The IntegrityChecker can have multiple functions passed to it from multiple files. To increase throughput, IntegrityChecker runs checks against the FunctionDescription asynchronously using a ThreadPoolExecutor. When IntegrityChecker.get_error_report is called, the async tasks are executed.

Parsing

Darglint uses the Cocke–Younger–Kasami algorithm (CYK) to parse docstrings. The CYK algorithm allows parsing ambiguous grammars, which is useful for identifying stylistic errors.

BNF to CNF

The basic CYK algorithm consumes a grammar in Chomsky Normal Form (CNF), which is inconvenient to write. Thankfully, grammars in Backus Normal Form (BNF) can be automatically converted to CNF. Darglint's bin/ folder contains a utility, bnf_to_cnf which takes a custom BNF representation and converts it to a Python source file containing grammars.

Optimising CYK

The CYK algorithm has one of the best worst-case running times of parsers for ambiguous grammars: O(n^3 * |G|), where n is the number of tokens and |G| is the size of the grammar. However, it is still much slower than the previous recursive descent LR(3) parser (by roughly an order of magnitude). To try to decrease the run time, I've attempted to decrease the size of both n and |G|.

To decrease n, the tokens are run through a function, condense, which attempts to merge tokens which are not keywords. Since, semantically, these are treated the same, this decreases the runtime substantially.

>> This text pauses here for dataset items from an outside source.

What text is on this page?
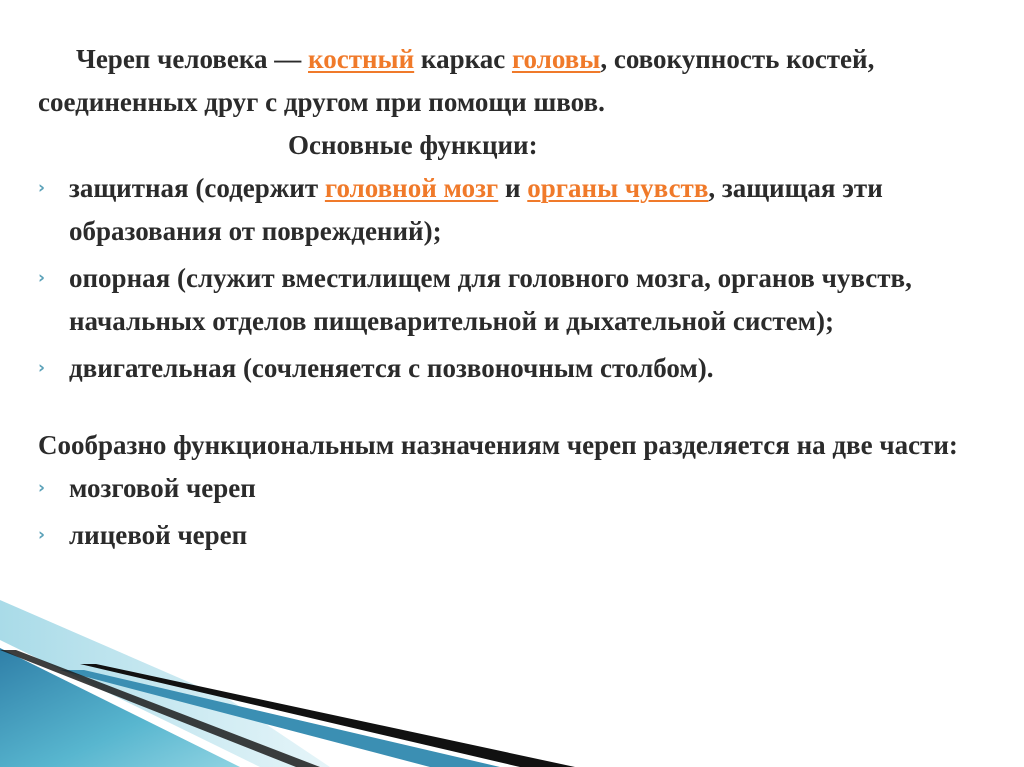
Череп человека — костный каркас головы, совокупность костей, соединенных друг с другом при помощи швов.

Основные функции:

› защитная (содержит головной мозг и органы чувств, защищая эти образования от повреждений);
› опорная (служит вместилищем для головного мозга, органов чувств, начальных отделов пищеварительной и дыхательной систем);
› двигательная (сочленяется с позвоночным столбом).

Сообразно функциональным назначениям череп разделяется на две части:

› мозговой череп
› лицевой череп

To decrease the size of the grammar, |G|, any nodes which are not reachable from the root are removed from the grammar.

Annotations

The grammar resulting from the CYK algorithm is a binary tree, and is not very easy to consume. (See the example below.) Since the BNF representation has to be expanded during the conversion to CNF, it's not easy to know which specific node type will be associated with a desired target. For that reason, an extension to BNF was added to annotate a given branch.

For example, an annotation was added to the head of an argument description in the Google arguments grammar:

<head-argument>
    ::= @ArgumentIdentifier
      <indent> <ident> <colon>
    | @ArgumentIdentifier
      @ArgumentTypeIdentifier
      <indent> <ident> <type-section-parens> <colon>

The annotations are preserved during the translation process, then cached when interpreting the AST. This allows for a single tree traversal, and simplifies finding a particular node.

Annotations are also used to identify erroneous constructs. Incorrect grammars are annotated with the error type. During interpretation of the AST, then, the errors are accumulated.